The past 12 months were almost like a response to the oddly tone-deaf offerings from 2017, where out of the nine Best Picture nominees almost all featured the struggles of white people or pescaphiles! Call it our film culture catching up with our current culture, but this year felt more representative of the multitude of issues we’re working through in this country while also adorning it in some highly entertaining dressing.

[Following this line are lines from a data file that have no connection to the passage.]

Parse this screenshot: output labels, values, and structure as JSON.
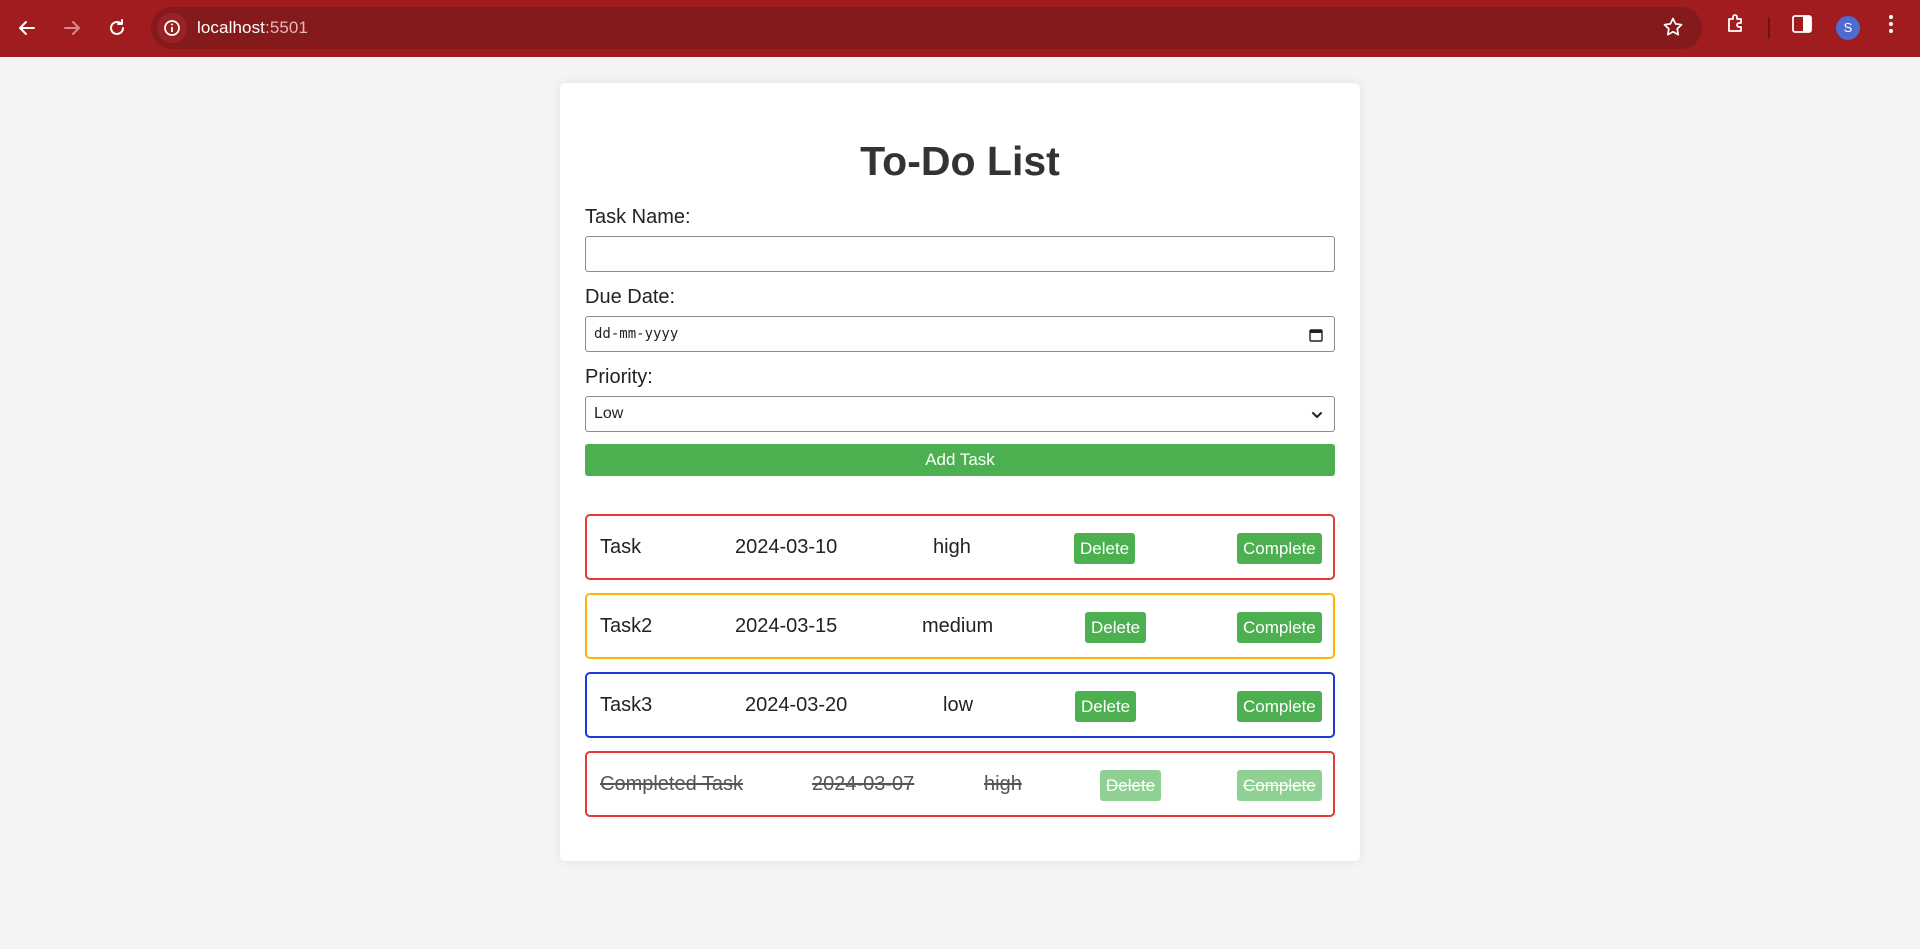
{
  "browser": {
    "url_host": "localhost",
    "url_port": ":5501",
    "avatar_letter": "S"
  },
  "page": {
    "title": "To-Do List",
    "task_name_label": "Task Name:",
    "task_name_value": "",
    "due_date_label": "Due Date:",
    "due_date_placeholder": "dd-mm-yyyy",
    "priority_label": "Priority:",
    "priority_value": "Low",
    "add_button": "Add Task"
  },
  "tasks": [
    {
      "name": "Task",
      "date": "2024-03-10",
      "priority": "high",
      "delete": "Delete",
      "complete": "Complete",
      "border_color": "#e53935",
      "completed": false
    },
    {
      "name": "Task2",
      "date": "2024-03-15",
      "priority": "medium",
      "delete": "Delete",
      "complete": "Complete",
      "border_color": "#ffb300",
      "completed": false
    },
    {
      "name": "Task3",
      "date": "2024-03-20",
      "priority": "low",
      "delete": "Delete",
      "complete": "Complete",
      "border_color": "#1e3ad6",
      "completed": false
    },
    {
      "name": "Completed Task",
      "date": "2024-03-07",
      "priority": "high",
      "delete": "Delete",
      "complete": "Complete",
      "border_color": "#e53935",
      "completed": true
    }
  ],
  "colors": {
    "browser_bar": "#a01c1e",
    "add_button": "#4caf50"
  }
}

Huston: Yeah, Blaxploitation went both art house and mainstream in 2018. Meanwhile, some liberal white filmmakers remain a bit predictable (again, “First Man”)—namely Adam McKay’s “Vice,” the Dick Cheney biopic that’s little more than red meat for blue voters, or the palatable Civil Rights formula of “Green Book.” Even so, there’s also “Can You Ever Forgive Me?,” a true story starring Melissa McCarthy as a 1990s literary forger; it doesn’t reinvent any wheels but, under the incisive direction of Marielle Heller, it feels like peak Woody Allen.

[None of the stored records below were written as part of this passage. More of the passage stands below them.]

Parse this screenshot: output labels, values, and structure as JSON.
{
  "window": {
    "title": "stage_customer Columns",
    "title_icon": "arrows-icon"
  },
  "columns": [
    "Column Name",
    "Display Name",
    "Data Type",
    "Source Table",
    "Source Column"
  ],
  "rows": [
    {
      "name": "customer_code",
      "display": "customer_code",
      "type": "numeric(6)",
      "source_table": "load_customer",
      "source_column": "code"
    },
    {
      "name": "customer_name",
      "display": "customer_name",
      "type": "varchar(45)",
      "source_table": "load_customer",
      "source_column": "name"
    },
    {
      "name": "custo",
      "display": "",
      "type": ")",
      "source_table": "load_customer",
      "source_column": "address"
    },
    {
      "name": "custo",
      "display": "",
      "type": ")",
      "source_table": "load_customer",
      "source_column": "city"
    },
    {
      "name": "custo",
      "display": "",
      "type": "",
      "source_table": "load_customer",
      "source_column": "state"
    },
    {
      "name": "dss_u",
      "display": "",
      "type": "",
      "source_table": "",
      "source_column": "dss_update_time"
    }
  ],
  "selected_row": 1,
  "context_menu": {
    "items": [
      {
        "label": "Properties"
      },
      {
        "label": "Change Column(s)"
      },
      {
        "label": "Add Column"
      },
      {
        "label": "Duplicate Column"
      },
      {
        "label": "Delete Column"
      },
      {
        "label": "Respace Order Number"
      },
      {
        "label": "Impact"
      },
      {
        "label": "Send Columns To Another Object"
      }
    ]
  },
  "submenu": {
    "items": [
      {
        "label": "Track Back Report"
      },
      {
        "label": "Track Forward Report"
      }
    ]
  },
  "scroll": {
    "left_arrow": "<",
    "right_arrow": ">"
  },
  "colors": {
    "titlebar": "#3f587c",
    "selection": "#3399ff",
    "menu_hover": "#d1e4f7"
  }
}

Art-house horror can’t be ignored either. From “Hereditary” to “Mandy” to “Suspiria” and even “A Quiet Place,” the genre continues to elevate in the hands of serious visionaries. Smaller, under-seen portraits like Paul Dano’s “Wildlife” (shot in Oklahoma), Lynne Ramsey’s Joaquin Phoenix PTSD indie-thriller “You Were Never Really Here,” and Chloe Zhao’s “The Rider” were three that also landed devastating impacts (Zhao’s Native American rodeo elegy especially).

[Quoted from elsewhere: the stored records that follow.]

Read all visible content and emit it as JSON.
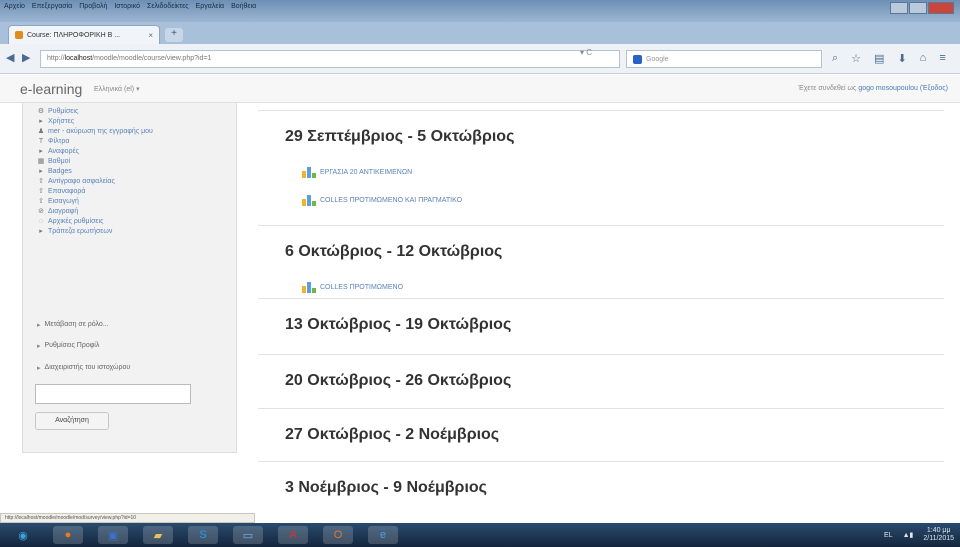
{
  "browser": {
    "menu": [
      "Αρχείο",
      "Επεξεργασία",
      "Προβολή",
      "Ιστορικό",
      "Σελιδοδείκτες",
      "Εργαλεία",
      "Βοήθεια"
    ],
    "tab_title": "Course: ΠΛΗΡΟΦΟΡΙΚΗ Β ...",
    "url_prefix": "http://",
    "url_host": "localhost",
    "url_path": "/moodle/moodle/course/view.php?id=1",
    "search_placeholder": "Google"
  },
  "moodle": {
    "brand": "e-learning",
    "language": "Ελληνικά (el) ▾",
    "login_text": "Έχετε συνδεθεί ως ",
    "user": "gogo mosoupoulou",
    "logout": "(Έξοδος)"
  },
  "sidebar": {
    "items": [
      {
        "icon": "settings-icon",
        "glyph": "⚙",
        "label": "Ρυθμίσεις"
      },
      {
        "icon": "arrow-right-icon",
        "glyph": "▸",
        "label": "Χρήστες"
      },
      {
        "icon": "user-icon",
        "glyph": "♟",
        "label": "mer - ακύρωση της εγγραφής μου"
      },
      {
        "icon": "filter-icon",
        "glyph": "T",
        "label": "Φίλτρα"
      },
      {
        "icon": "arrow-right-icon",
        "glyph": "▸",
        "label": "Αναφορές"
      },
      {
        "icon": "grades-icon",
        "glyph": "▦",
        "label": "Βαθμοί"
      },
      {
        "icon": "arrow-right-icon",
        "glyph": "▸",
        "label": "Badges"
      },
      {
        "icon": "backup-icon",
        "glyph": "⇧",
        "label": "Αντίγραφο ασφαλείας"
      },
      {
        "icon": "restore-icon",
        "glyph": "⇧",
        "label": "Επαναφορά"
      },
      {
        "icon": "import-icon",
        "glyph": "⇧",
        "label": "Εισαγωγή"
      },
      {
        "icon": "reset-icon",
        "glyph": "⊘",
        "label": "Διαγραφή"
      },
      {
        "icon": "reset-icon",
        "glyph": "◌",
        "label": "Αρχικές ρυθμίσεις"
      },
      {
        "icon": "arrow-right-icon",
        "glyph": "▸",
        "label": "Τράπεζα ερωτήσεων"
      }
    ],
    "sections": [
      "Μετάβαση σε ρόλο...",
      "Ρυθμίσεις Προφίλ",
      "Διαχειριστής του ιστοχώρου"
    ],
    "search_button": "Αναζήτηση"
  },
  "weeks": [
    {
      "title": "29 Σεπτέμβριος - 5 Οκτώβριος",
      "activities": [
        "ΕΡΓΑΣΙΑ 20 ΑΝΤΙΚΕΙΜΕΝΩΝ",
        "COLLES ΠΡΟΤΙΜΩΜΕΝΟ ΚΑΙ ΠΡΑΓΜΑΤΙΚΟ"
      ]
    },
    {
      "title": "6 Οκτώβριος - 12 Οκτώβριος",
      "activities": [
        "COLLES ΠΡΟΤΙΜΩΜΕΝΟ"
      ]
    },
    {
      "title": "13 Οκτώβριος - 19 Οκτώβριος",
      "activities": []
    },
    {
      "title": "20 Οκτώβριος - 26 Οκτώβριος",
      "activities": []
    },
    {
      "title": "27 Οκτώβριος - 2 Νοέμβριος",
      "activities": []
    },
    {
      "title": "3 Νοέμβριος - 9 Νοέμβριος",
      "activities": []
    }
  ],
  "status_url": "http://localhost/moodle/moodle/mod/survey/view.php?id=10",
  "taskbar": {
    "apps": [
      "start-orb-icon",
      "firefox-icon",
      "media-icon",
      "folder-icon",
      "skype-icon",
      "monitor-icon",
      "pdf-icon",
      "outlook-icon",
      "ie-icon"
    ],
    "time": "1:40 μμ",
    "date": "2/11/2015"
  }
}
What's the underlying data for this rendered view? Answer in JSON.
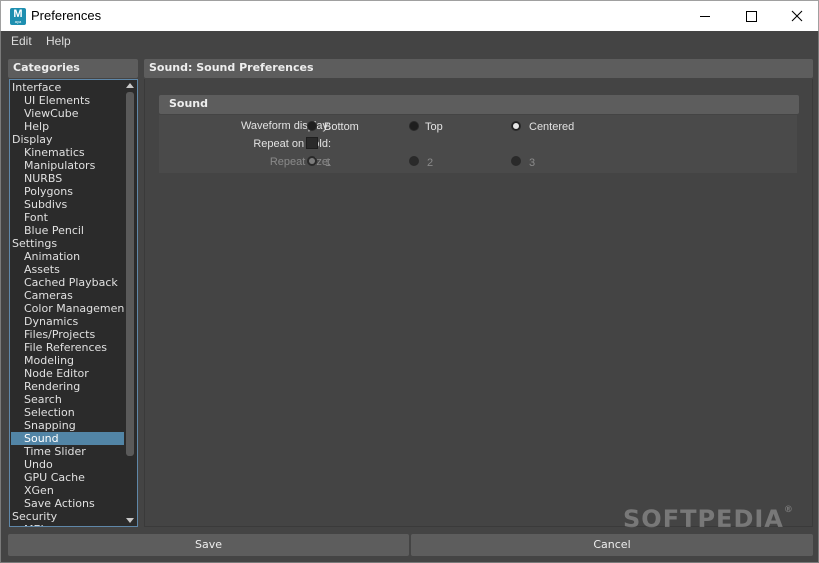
{
  "window": {
    "title": "Preferences",
    "icon": "maya-app-icon",
    "icon_letter": "M",
    "icon_sub": "aya",
    "minimize_icon": "minimize-icon",
    "maximize_icon": "maximize-icon",
    "close_icon": "close-icon"
  },
  "menubar": {
    "items": [
      "Edit",
      "Help"
    ]
  },
  "categories": {
    "header": "Categories",
    "items": [
      {
        "label": "Interface",
        "level": 0
      },
      {
        "label": "UI Elements",
        "level": 1
      },
      {
        "label": "ViewCube",
        "level": 1
      },
      {
        "label": "Help",
        "level": 1
      },
      {
        "label": "Display",
        "level": 0
      },
      {
        "label": "Kinematics",
        "level": 1
      },
      {
        "label": "Manipulators",
        "level": 1
      },
      {
        "label": "NURBS",
        "level": 1
      },
      {
        "label": "Polygons",
        "level": 1
      },
      {
        "label": "Subdivs",
        "level": 1
      },
      {
        "label": "Font",
        "level": 1
      },
      {
        "label": "Blue Pencil",
        "level": 1
      },
      {
        "label": "Settings",
        "level": 0
      },
      {
        "label": "Animation",
        "level": 1
      },
      {
        "label": "Assets",
        "level": 1
      },
      {
        "label": "Cached Playback",
        "level": 1
      },
      {
        "label": "Cameras",
        "level": 1
      },
      {
        "label": "Color Management",
        "level": 1
      },
      {
        "label": "Dynamics",
        "level": 1
      },
      {
        "label": "Files/Projects",
        "level": 1
      },
      {
        "label": "File References",
        "level": 1
      },
      {
        "label": "Modeling",
        "level": 1
      },
      {
        "label": "Node Editor",
        "level": 1
      },
      {
        "label": "Rendering",
        "level": 1
      },
      {
        "label": "Search",
        "level": 1
      },
      {
        "label": "Selection",
        "level": 1
      },
      {
        "label": "Snapping",
        "level": 1
      },
      {
        "label": "Sound",
        "level": 1,
        "selected": true
      },
      {
        "label": "Time Slider",
        "level": 1
      },
      {
        "label": "Undo",
        "level": 1
      },
      {
        "label": "GPU Cache",
        "level": 1
      },
      {
        "label": "XGen",
        "level": 1
      },
      {
        "label": "Save Actions",
        "level": 1
      },
      {
        "label": "Security",
        "level": 0
      },
      {
        "label": "MEL",
        "level": 1
      }
    ],
    "scroll_up_icon": "scroll-up-arrow-icon",
    "scroll_down_icon": "scroll-down-arrow-icon"
  },
  "main": {
    "header": "Sound: Sound Preferences",
    "section_title": "Sound",
    "waveform": {
      "label": "Waveform display:",
      "options": [
        "Bottom",
        "Top",
        "Centered"
      ],
      "selected": "Centered"
    },
    "repeat_on_hold": {
      "label": "Repeat on hold:",
      "checked": false
    },
    "repeat_size": {
      "label": "Repeat size:",
      "options": [
        "1",
        "2",
        "3"
      ],
      "selected": "1",
      "disabled": true
    }
  },
  "footer": {
    "save_label": "Save",
    "cancel_label": "Cancel"
  },
  "watermark": {
    "text": "SOFTPEDIA",
    "mark": "®"
  },
  "colors": {
    "background": "#444444",
    "panel": "#5d5d5d",
    "list_bg": "#2b2b2b",
    "selection": "#5285a6",
    "text": "#dcdcdc"
  }
}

Elmore: These all proved more effective than the nihilistically brash “The Favourite” from Greek director Yorgos Lanthimos. Stars Olivia Colman, Rachel Weisz, and Emma Stone (all likely Oscar nominees) are riveting in this satirically sinister period piece, but the escalating sadism ends up playing like an elaborate, sociopathic fetish.

Other gems that slipped by were genre-benders, like the narrative/documentary hybrid “American Animals,” a true crime thriller, and “Annihilation,” Alex Garland’s trippy, feminist sci-fi (starring Natalie Portman in a nearly all-female cast) gets under your skin and into your psyche in more ways than one.

Huston: Two of the year’s biggest risk payoffs came from a first-timer and a legend: Bo Burnham’s low budget “Eighth Grade” palpably delves into middle school anxiety in the social media age, while “First Reformed” is “Taxi Driver” screenwriter Paul Schrader’s first foray into slow-burn transcendentalism. It could garner star Ethan Hawke an Oscar. (It’s available now on Amazon Prime.)

Speaking of what’s available at home, that brings us back to Netflix. Along with “Roma,” the streamer also gave us “The Ballad of Buster Scruggs,” a darkly comic and quietly sobering Western anthology from the Coen Brothers (with Tulsan Tim Blake Nelson in the title vignette) and “Private Life,” director Tamara Jenkins’ raw dramedy about a New York couple struggling to conceive a child. Being exclusive to Netflix kept its stars Kathryn Hahn and Paul Giamatti outside the Oscar conversation, unfortunately, because they—along with newcomer Kayli Carter (also in Netflix’s “Godless”)—have us laughing through gut punches in the year’s most searing emotional gauntlet.

In the end, diversity has been a hallmark of 2018, a virtue that we can only hope is a watershed for years to come rather than some short-lived halcyon anomaly.